Запирая за Алексом дверь, я обнаруживаю на столике в коридоре квадратную коробочку с надписью Chanel. В ней очаровательные белые часы, которым позавидовала бы любая модница. Но вместо радости внутри пустота. Разве он не мог вручить мне подарок лично? Обязательно было оставить его вот так вот на тумбочке, акцентируя, что это и не подарок вовсе, а плата за оказываемые услуги? Обида щиплет горло. Впервые за последние недели, я ощущаю, что отведенный мне Алексом клочок сделался для меня тесноват. Я выросла из роли немой любовницы-праздника, как ребенок вырастает из крошечной рубашонки. Она вся трещит по швам, мне хочется сбросить ее с себя, но альтернативного наряда мне не предложили. Достаю из холодильника бутылку белого вина и наливаю себе достаточно щедрую порцию, чтобы новоиспеченное горе могло захлебнуться в кисловатой жидкости. За моей спиной миллионы женщин. Миллионы искореженных собственной глупостью и наивностью судеб. Каждая из них взвалила однажды на свои белые, черные или желтые плечи тяжелый груз безнадежных отношений. В тот момент она, перекинув вальяжно этого нахального иждивенца через плечо, дала себе завет «ничего серьезного, сделаю пару шагов и брошу». Бросили единицы, большинство тащит и по сей день, точа изо дня в день собственную душу надеждой. Я не желаю становиться в строй этих добровольных мучениц. «Не становись», – презрительно хмыкает правое полушарие, «Кто ж тебя заставляет? Выплюнь этот кусок рыбы фугу, щедро сдобренный ядом сантиментов, и живи себе спокойно». Сдается мне, что выплевывать поздно. Отрава попала в кровь. Гурман лечению не подлежит. Я допиваю вино до дна, на котором не обнаруживается ни решения проблемы, ни успокоения.
На следующий день я встречаюсь с Вероникой. Не смотря на ее холодность и высокомерие, я все-таки за неимением другого варианта выбираю ее на роль жилетки. Мы располагаемся в каком-то новом стильном баре с видом на знакомую мне не понаслышке Punta della Dogana. Вероника заказывает шпритц – популярный в Венеции коктейль на основе белого вина и вермута. Я следую ее примеру. Розовый закат вырисовывает тонкой кистью в уголках глаз моей знакомой тонкие розовые морщинки. Вероника кажется уставшей. Будь я правдивой подругой вроде Дельфин, непременно уведомила бы ее об этом. Но я предпочитаю тактично смолчать, удержавшись от мести за большую голову.
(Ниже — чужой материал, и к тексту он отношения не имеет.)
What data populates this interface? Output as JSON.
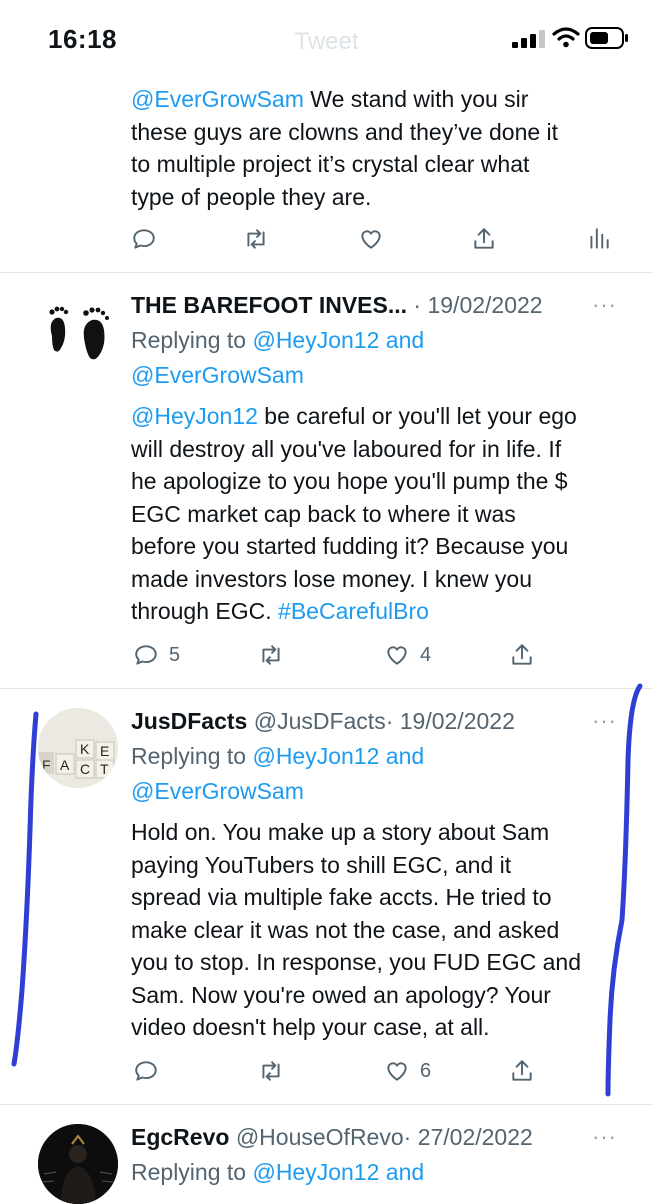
{
  "status_bar": {
    "time": "16:18",
    "ghost_title": "Tweet"
  },
  "tweets": [
    {
      "body_lines": [
        {
          "mention": "@EverGrowSam",
          "text": " We stand with you sir"
        },
        {
          "text": "these guys are clowns and they’ve done it"
        },
        {
          "text": "to multiple project it’s crystal clear what"
        },
        {
          "text": "type of people they are."
        }
      ],
      "reply_count": "",
      "retweet_count": "",
      "like_count": ""
    },
    {
      "display_name": "THE BAREFOOT INVES...",
      "handle": "",
      "date": "· 19/02/2022",
      "replying_label": "Replying to",
      "replying_to_1": "@HeyJon12 and",
      "replying_to_2": "@EverGrowSam",
      "body_lines": [
        {
          "mention": "@HeyJon12",
          "text": " be careful or you'll let your ego"
        },
        {
          "text": "will destroy all you've laboured for in life. If"
        },
        {
          "text": "he apologize to you hope you'll pump the $"
        },
        {
          "text": "EGC market cap back to where it was"
        },
        {
          "text": "before you started fudding it? Because you"
        },
        {
          "text": "made investors lose money. I knew  you"
        },
        {
          "text": "through EGC. ",
          "hashtag": "#BeCarefulBro"
        }
      ],
      "reply_count": "5",
      "retweet_count": "",
      "like_count": "4"
    },
    {
      "display_name": "JusDFacts",
      "handle": "@JusDFacts",
      "date": "· 19/02/2022",
      "replying_label": "Replying to",
      "replying_to_1": "@HeyJon12 and",
      "replying_to_2": "@EverGrowSam",
      "body_lines": [
        {
          "text": "Hold on. You make up a story about Sam"
        },
        {
          "text": "paying YouTubers to shill EGC, and it"
        },
        {
          "text": "spread via multiple fake accts. He tried to"
        },
        {
          "text": "make clear it was not the case, and asked"
        },
        {
          "text": "you to stop. In response, you FUD EGC and"
        },
        {
          "text": "Sam. Now you're owed an apology? Your"
        },
        {
          "text": "video doesn't help your case, at all."
        }
      ],
      "reply_count": "",
      "retweet_count": "",
      "like_count": "6",
      "avatar_letters": [
        "F",
        "A",
        "K",
        "C",
        "E",
        "T"
      ]
    },
    {
      "display_name": "EgcRevo",
      "handle": "@HouseOfRevo",
      "date": "· 27/02/2022",
      "replying_label": "Replying to",
      "replying_to_1": "@HeyJon12 and"
    }
  ],
  "more_glyph": "···",
  "colors": {
    "link": "#1d9bf0",
    "muted": "#536471",
    "scribble": "#2f3fd6"
  },
  "icons": [
    "reply-icon",
    "retweet-icon",
    "like-icon",
    "share-icon",
    "analytics-icon",
    "more-icon"
  ]
}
— Ну, как твой Квазимодо поживает? – не почувствовав и следовательно не оценив моей молчаливой деликатности, берет в руки меч амазонка.
— Почему Квазимодо? – решаю сразу не сдаваться я, – У него горба нет.
— Ну, физиономия-то подкачала явно. Иначе, зачем ее так упорно прятать? Или он уже разоблачился?
Неуверенная рука дружбы, тянувшаяся навстречу красивой брюнетке, замирает в воздухе и, повернувшись в обратную сторону, упирается в бок.
— Вероника, почему ты такая злая? – я впервые решаюсь принять вызов врага.
— Почему злая? Нормальная. Ты этих выродков еще защищать будешь? Они нас … как хотят, а ты в любви им будешь признаваться! – идет в атаку тяжелая артиллерия.
Да, вообще-то собиралась, но, похоже, что придется по-быстрому смять письмо Онегину и проглотить. Гнев перекраивает лицо Вероники на свой вкус, лишив черты прежней привлекательности.
— Что-то случилось у тебя? – настаиваю я, дожевывая письмо.
— Да, не спрашивай, – слегка смягчается валькирия, – Вчера у папика моего сердце прихватило. Пришлось срочно скорую вызывать. Пока они ехали, пыталась его из этих памперсов проклятых вытащить. А он весит за сто кило, попробуй его переверни. Чуть не надорвалась.